![]() |
![]() |
![]() |
![]() |
Nel recente messaggio inviato alla Conferenza episcopale italiana, Papa Francesco ha sottolineato con forza un elemento decisivo per promuovere quella "conversione pastorale" tante volte evocata, sin dall'inizio del pontificato, e che sta al centro del suo magistero: la Chiesa non necessita di "preti clericali" o di "preti funzionari" ma ha bisogno di "sacerdoti santi". È un passaggio fondamentale che, se non compreso pienamente, rischia di vanificare qualunque riflessione sul rinnovamento della Chiesa. Un rinnovamento che non è certo riassumibile con la riforma di una struttura ma è, all'opposto, identificabile con il proposito di restituire alla Chiesa la sua maternità e la sua più autentica missione. A partire, per l'appunto, dalla vocazione alla santità del prete.

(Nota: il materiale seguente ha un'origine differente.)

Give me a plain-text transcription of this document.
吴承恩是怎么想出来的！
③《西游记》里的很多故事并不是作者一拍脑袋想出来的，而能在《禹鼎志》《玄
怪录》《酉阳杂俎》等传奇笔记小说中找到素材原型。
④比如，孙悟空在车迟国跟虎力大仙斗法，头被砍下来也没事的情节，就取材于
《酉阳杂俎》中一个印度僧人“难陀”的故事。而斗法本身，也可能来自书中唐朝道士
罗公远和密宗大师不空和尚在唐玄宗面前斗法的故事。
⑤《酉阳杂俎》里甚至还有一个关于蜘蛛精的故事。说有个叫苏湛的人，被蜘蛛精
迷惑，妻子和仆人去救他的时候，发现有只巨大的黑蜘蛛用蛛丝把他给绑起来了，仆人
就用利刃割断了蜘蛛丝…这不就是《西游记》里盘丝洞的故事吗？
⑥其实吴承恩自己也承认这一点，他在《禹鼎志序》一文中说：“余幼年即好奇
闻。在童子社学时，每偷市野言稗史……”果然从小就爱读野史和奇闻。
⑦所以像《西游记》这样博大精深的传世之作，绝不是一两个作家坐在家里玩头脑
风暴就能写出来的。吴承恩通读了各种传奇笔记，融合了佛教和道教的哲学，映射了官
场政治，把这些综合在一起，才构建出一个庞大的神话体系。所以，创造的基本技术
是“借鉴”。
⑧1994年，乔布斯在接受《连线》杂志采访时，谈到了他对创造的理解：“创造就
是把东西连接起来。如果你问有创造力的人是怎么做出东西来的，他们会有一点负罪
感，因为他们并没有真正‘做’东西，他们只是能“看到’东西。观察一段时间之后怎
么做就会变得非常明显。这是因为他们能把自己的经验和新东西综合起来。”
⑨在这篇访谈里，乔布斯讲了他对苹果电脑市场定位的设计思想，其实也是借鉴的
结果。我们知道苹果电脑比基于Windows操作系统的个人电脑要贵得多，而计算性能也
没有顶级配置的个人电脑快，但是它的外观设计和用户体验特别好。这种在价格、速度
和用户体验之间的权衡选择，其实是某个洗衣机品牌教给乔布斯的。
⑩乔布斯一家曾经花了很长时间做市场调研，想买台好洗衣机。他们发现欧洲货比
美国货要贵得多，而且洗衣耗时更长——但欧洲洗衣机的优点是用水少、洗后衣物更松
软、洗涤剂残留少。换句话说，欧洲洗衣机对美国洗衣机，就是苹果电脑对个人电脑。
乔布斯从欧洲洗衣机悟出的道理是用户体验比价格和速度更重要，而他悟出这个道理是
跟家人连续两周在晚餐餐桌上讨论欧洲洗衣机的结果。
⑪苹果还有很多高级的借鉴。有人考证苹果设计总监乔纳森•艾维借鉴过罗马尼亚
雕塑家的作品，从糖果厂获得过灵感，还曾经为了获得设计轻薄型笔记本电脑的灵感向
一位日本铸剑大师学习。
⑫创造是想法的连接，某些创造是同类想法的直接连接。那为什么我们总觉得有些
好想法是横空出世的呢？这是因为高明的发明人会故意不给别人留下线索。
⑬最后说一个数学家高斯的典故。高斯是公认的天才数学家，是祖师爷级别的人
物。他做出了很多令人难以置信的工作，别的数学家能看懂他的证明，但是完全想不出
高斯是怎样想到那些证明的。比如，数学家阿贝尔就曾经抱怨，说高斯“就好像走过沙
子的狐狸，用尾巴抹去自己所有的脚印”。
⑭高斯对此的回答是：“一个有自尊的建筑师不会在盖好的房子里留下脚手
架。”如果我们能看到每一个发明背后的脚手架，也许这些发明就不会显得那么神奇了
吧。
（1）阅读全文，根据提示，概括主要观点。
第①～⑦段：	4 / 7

È questo un tema importantissimo su cui il Papa si è soffermato molte volte nel corso dell'ultimo anno. Basti pensare all'udienza generale del 12 novembre quando ha sottolineato che i preti sono, prima di tutto, "un dono grande del Signore" e "un segno vivo della sua presenza e del suo amore". Oppure, quando, nel discorso del 3 ottobre alla Congregazione per il clero, ha esortato tutti i sacerdoti a "essere" preti e non solo a "fare" i preti, in modo da liberarsi di "ogni mondanità spirituale" per conformarsi sempre di più a Cristo e sviluppare un "potente slancio missionario". O anche nell'udienza del 27 febbraio alla Congregazione per i vescovi, quando ha detto con nettezza che alla Chiesa non servono dei vescovi-manager o degli amministratori d'azienda ma, all'opposto, servono dei "testimoni del Risorto". Poche settimane prima, durante la messa dell'11 gennaio a Santa Marta, aveva sottolineato con decisione che solo "il rapporto con Gesù Cristo" salva il prete dalla tentazione della mondanità e dal rischio di diventare "untuoso" anziché "unto". È dunque un magistero ricchissimo quello di Francesco, scandito da dichiarazioni d'amore e da campanelli di allarme, da carezze e da ammonimenti. Un magistero che - potremmo dire sulla scorta delle omelie del santo curato d'Ars - ci invita ad abbandonare ogni maldicenza, a "esaminare soltanto la nostra condotta e non quella degli altri" e ci sprona a trovare la sorgente della nostra identità in "Cristo sacerdote".
I preti, dunque, non sono chiamati a essere dei superman della fede, insuperabili nelle loro virtù, e neanche dei contabili dello spirito, che si limitano a elargire sacramenti o assoluzioni. Ma sono chiamati, prima di tutto, a essere testimoni autentici del Vangelo perché, come disse Paolo vi, "l'uomo contemporaneo ascolta più volentieri i testimoni che i maestri o, se ascolta i maestri, è perché sono dei testimoni". Il testimone, infatti, svolge un ruolo fondamentale per l'uomo solo e fragile di oggi, non tanto perché promuove se stesso come un modello di perfezione, ma perché attesta un fatto di cui è stato reso partecipe. Ma non solo. Per spiegare come deve essere un sacerdote, a don Divo Barsotti, uno dei grandi mistici del Novecento, bastavano due versetti del Vangelo di Marco: "Li chiamò perché stessero con lui e li mandò". Essere preti significa, pertanto, stare con Cristo, anzi, "essere Cristo", perché "Cristo è colui che espia per gli altri, è colui che per tutti implora e ottiene". E dunque, il sacerdote, deve "essere per il mondo, ma non può essere nulla per gli altri se prima non è un uomo di Dio".
Non c'è dunque alcun rinnovamento della Chiesa se prima non rinnoviamo autenticamente il nostro cuore. Ed è inutile e dannoso caricare di pesi i fedeli se non siamo noi per primi a portare il peso glorioso della Croce. Don Barsotti traduceva questi pensieri in un'immagine stupenda che ogni sacerdote dovrebbe avere davanti agli occhi per tutti i giorni della sua vita: "Nei monumenti colui che deve essere ricordato e ammirato sta in cima al piedistallo, qui invece il sacerdote sta sotto il piedistallo e ne porta il peso. Tale peso il sacerdote lo innalza a Dio con la sua preghiera".